И как часто она видела розовеющие щеки выздоровевших по сравнению с сотнями случаев, когда пятна на коже лица темнели еще больше? Красный – коричневый – синий… «Хватит!» – приказала я себе. Да, Брайди нужна была улыбка удачи, кто заслуживал этого больше, чем она?
Доктор Линн взяла Брайди за подбородок.
– Откройте-ка рот на секунду…
Брайди широко разинула рот, высунув темный, как у повешенной, язык. Врач не стала комментировать, а повернулась ко мне:
– Вы делаете все, что можете, сестра, продолжайте давать ей горячее питье с виски. А теперь, боюсь, я должна уйти. Меня ждут в женской хирургии.
– Но…
– Я вернусь, обещаю, – сказала она, выходя из палаты.

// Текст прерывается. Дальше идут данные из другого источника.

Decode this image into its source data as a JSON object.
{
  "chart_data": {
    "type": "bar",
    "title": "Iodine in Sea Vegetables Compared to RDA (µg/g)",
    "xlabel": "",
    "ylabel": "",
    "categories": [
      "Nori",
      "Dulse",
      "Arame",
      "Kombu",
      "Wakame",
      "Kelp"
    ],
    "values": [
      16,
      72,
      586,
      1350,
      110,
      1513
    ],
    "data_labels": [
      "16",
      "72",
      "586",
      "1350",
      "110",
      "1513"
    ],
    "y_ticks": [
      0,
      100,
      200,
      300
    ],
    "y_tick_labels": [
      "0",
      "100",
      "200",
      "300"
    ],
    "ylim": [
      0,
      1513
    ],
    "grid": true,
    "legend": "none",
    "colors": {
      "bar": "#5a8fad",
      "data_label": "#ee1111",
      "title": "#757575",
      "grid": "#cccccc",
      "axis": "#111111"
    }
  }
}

Чтобы чем-то себя занять, я снова поставила ей термометр. Он показал 41 °C. Это не ошибка? На ее лице высыпали жемчужные бусинки испарины, они появлялись быстрее, чем я успевала вытирать их салфеткой.
– Будь умницей, наказала тебе врач, – пробормотала я. – И не пытайся говорить, так ты быстрее поправишься.
Я промокнула ледяными салфетками ее посиневшие щеки, лоб, шею. Мне пришло в голову, что Брайди не кашляла, потому что не могла; она захлебывалась скапливающейся в легких мокротой. Тонула как бы изнутри.
Часы текли как одно невыносимо затянувшееся мгновение. Время от времени я, словно механическая кукла, заставляла себя выполнять привычные действия. Дала Мэри О’Рахилли судно, как только она стыдливо попросила, я проверила ее бандаж и поменяла повязку. Проснулся Барнабас и немного поплакал. Я сменила ему пеленку и налила молочную смесь в бутылочку. Но все это время мои мысли занимала лишь Брайди.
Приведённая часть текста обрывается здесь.